Keywords

1 Introduction

Since emergence of Industry 4.0, a crowdsourced parcel delivery service based on the idea of the sharing economy and just-in-time delivery, a multitude of scholars from different perspectives [1,2,3] have investigated the utility of this concept. First, crowdsourced parcel delivery is cost efficient in that it uses a shared resource. Second, it can provide more customized services, that is, pickup and delivery at the time a customer specifies. Lastly, it is eco-friendly since fewer vehicles are required to perform the given delivery service, thereby reducing the environmental pollution caused by high volume traffic and oversized delivery vehicles. There are three mainstream transport models that are classified by their type of vehicle: Taxi [4], multi-model, and private vehicle.

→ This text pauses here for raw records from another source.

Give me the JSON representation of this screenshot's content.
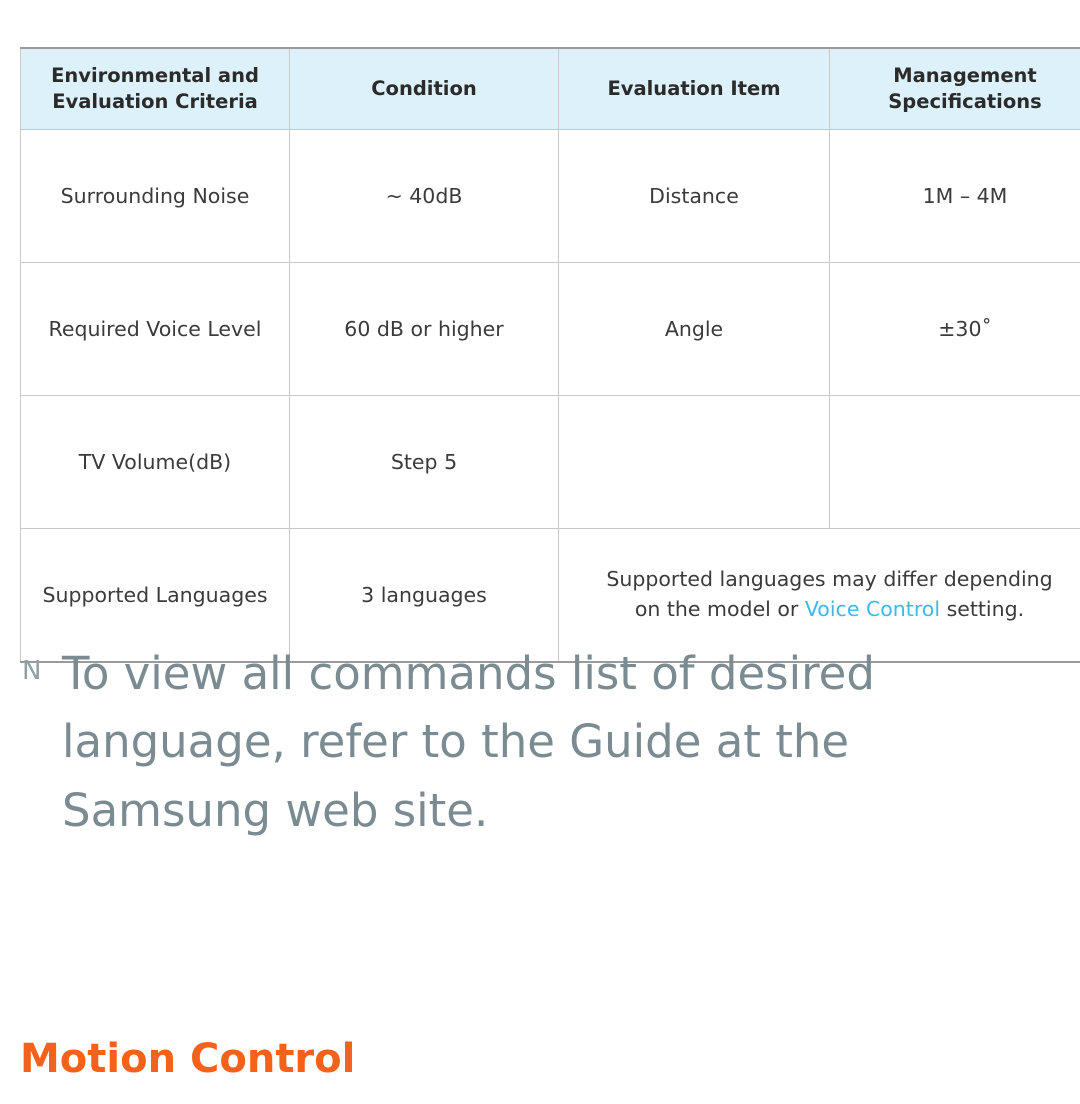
{
  "table": {
    "headers": [
      "Environmental and Evaluation Criteria",
      "Condition",
      "Evaluation Item",
      "Management Specifications"
    ],
    "headers_lines": {
      "h1_line1": "Environmental and",
      "h1_line2": "Evaluation Criteria",
      "h2": "Condition",
      "h3": "Evaluation Item",
      "h4_line1": "Management",
      "h4_line2": "Specifications"
    },
    "rows": [
      {
        "criteria": "Surrounding Noise",
        "condition": "~ 40dB",
        "evaluation_item": "Distance",
        "management_spec": "1M – 4M"
      },
      {
        "criteria": "Required Voice Level",
        "condition": "60 dB or higher",
        "evaluation_item": "Angle",
        "management_spec": "±30˚"
      },
      {
        "criteria": "TV Volume(dB)",
        "condition": "Step 5",
        "evaluation_item": "",
        "management_spec": ""
      },
      {
        "criteria": "Supported Languages",
        "condition": "3 languages",
        "note_line1_before": "Supported languages may differ depending",
        "note_line2_before": "on the model or ",
        "note_link": "Voice Control",
        "note_line2_after": " setting."
      }
    ]
  },
  "note": {
    "marker": "N",
    "text": "To view all commands list of desired language, refer to the Guide at the Samsung web site."
  },
  "section": {
    "heading": "Motion Control"
  },
  "colors": {
    "header_background": "#ddf1fa",
    "accent_link": "#3cb9e8",
    "heading_orange": "#f4611a",
    "note_text": "#7a8b91"
  }
}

Among these, the private vehicle is the most flexible and efficient, with the route and ability for pickup and delivery totally dependent on the driver’s will. In addition, a private vehicle can support multiple pickup and delivery with less constraints, compared to other transport models. Lee et al. studied a private vehicle routing problem with an integrated decision-making framework that could handle both on-demand parcel delivery and green logistics, such as considering fuel consumption and gas emissions [5]. In particular, they argue that managing orders in a “smart” way is as important as optimizing operational aspects, such as maximizing profits and minimizing costs occurring in logistics systems. In their study, they assume that the incoming order can be effectively controlled to maximize profitability. Namely, an incoming order that enters a crowdsourced parcel delivery system can be either accepted or declined depending on the profitability associated with that parcel and its delivery. This order control problem maximizes benefits and minimizes costs and is defined and solved through a Markov Decision Process (MDP)-based admission control approach, which decides optimal sequence decisions and whether to include new incoming requests into the appointment schedule [6, 7].

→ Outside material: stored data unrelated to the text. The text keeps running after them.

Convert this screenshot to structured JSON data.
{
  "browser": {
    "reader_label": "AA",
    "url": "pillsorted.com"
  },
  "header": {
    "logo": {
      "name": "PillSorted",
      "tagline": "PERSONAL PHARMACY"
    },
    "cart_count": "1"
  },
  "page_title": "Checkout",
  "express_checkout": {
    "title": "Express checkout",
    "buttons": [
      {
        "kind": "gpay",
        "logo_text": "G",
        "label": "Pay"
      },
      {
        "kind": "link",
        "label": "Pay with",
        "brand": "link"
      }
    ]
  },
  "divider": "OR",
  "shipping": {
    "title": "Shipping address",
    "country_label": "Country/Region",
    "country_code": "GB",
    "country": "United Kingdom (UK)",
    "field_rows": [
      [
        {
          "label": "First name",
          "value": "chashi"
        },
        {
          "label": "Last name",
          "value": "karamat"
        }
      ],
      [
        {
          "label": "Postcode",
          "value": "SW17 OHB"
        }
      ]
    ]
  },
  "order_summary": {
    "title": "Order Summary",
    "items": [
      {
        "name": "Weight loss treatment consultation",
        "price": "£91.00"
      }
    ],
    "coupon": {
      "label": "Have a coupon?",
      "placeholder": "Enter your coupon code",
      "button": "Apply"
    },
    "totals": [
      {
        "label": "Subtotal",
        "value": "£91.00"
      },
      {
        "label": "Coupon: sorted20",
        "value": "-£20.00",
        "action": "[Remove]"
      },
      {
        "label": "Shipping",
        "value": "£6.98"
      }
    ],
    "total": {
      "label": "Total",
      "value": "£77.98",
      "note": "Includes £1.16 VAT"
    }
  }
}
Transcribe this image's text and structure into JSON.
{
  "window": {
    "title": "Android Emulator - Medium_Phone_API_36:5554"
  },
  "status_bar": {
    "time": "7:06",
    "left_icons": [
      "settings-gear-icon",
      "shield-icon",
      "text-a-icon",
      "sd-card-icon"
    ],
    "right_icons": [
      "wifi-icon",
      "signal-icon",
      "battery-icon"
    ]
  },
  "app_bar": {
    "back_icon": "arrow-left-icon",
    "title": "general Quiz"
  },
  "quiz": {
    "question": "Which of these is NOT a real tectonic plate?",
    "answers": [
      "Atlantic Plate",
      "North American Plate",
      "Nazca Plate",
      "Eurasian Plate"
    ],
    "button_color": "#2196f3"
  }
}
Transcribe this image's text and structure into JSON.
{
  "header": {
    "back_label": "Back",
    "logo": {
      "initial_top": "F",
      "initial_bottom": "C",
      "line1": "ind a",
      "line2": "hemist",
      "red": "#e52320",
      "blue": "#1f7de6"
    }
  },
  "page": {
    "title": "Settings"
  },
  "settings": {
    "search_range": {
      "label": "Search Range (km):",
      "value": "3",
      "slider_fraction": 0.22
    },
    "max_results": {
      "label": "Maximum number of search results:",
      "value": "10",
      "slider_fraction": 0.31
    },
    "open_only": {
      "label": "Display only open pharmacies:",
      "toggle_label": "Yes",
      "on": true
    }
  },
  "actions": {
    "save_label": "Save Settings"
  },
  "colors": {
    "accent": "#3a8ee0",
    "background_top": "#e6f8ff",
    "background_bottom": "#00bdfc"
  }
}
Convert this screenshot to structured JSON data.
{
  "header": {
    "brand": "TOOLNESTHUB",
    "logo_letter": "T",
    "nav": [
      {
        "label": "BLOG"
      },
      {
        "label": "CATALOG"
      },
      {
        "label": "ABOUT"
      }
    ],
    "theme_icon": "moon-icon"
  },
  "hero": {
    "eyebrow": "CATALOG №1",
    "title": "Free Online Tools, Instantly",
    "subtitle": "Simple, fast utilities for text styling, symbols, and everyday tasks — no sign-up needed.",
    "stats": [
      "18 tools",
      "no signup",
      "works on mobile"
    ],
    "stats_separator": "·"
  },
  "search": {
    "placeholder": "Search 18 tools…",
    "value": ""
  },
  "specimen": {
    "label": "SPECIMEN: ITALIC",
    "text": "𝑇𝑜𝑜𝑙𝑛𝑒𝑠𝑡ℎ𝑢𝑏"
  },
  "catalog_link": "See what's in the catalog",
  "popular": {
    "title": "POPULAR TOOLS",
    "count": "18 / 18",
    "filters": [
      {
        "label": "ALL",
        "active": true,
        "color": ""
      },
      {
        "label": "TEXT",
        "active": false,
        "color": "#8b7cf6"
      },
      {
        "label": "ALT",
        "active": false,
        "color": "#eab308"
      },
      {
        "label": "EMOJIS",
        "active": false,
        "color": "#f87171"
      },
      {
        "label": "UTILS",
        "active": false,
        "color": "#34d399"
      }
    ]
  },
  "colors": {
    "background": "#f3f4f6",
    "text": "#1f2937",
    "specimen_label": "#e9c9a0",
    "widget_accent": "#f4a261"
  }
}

In this paper we focus on optimizing operational costs occurring during conducting on-demand crowdsourced parcel delivery business. Specifically, we use a reinforcement learning approach to effectively manage delivery of orders, thereby maximizing profitability for the delivery business. In the next section, we define a problem that we consider in this paper. Then we suggest a reinforcement learning approach to efficiently solve the problem and illustrate the approach with some numerical examples to reveal the underlying characteristics of the suggested order control algorithm.

2 Problem Definition

To begin with, let us consider a single vehicle routing problem (VRP) with soft time windows and multiple on-demand pickup and delivery constraints. Unlike a traditional VRP problem, we assume that information about traveling locations and due-dates are not known to a service provider in advance. In other words, an order can arrive at any time without prior notice. An order contains information about when and where to travel to pickup and deliver a parcel. Once an order arrives, an order control system decides whether to accept the order with consideration for profitability in executing the order. If the order control system accepts the order request, it then schedules pickup and delivery of the parcel into the routing schedule. For the criteria for determining order acceptance, we consider both vehicle information and parcel information. For vehicle information, we consider the current available capacity and the “busyness” of the current schedule. For parcel information, we consider traveling distance and due-date for pickup and delivery as well as the parcel’s load. An order could be rejected due to lack of profitability. If order control rejects the order, it may requote the parcel service. In the following section, we show how this type of problem can be modeled as a sequential decision-making problem, which is an MDP-based model.

3 Model Formulation

From an order control perspective, orders keep arriving at random with random quote conditions. With every order arrival, the order control system needs to decide whether to accept or reject the order. From a modeling perspective, this is a typical form of a sequential decision-making problem formulated as a MDP problem. The classical form of MDP, however, is often intractable. To avoid this difficulty, a reinforcement learning (RL) approach is used to solve the MDP problem, and it is often combined with the function approximation technique, which boosts computational efficiency. In this section we define an MDP model for the problem and RL approach to efficiently solve the model we formulate.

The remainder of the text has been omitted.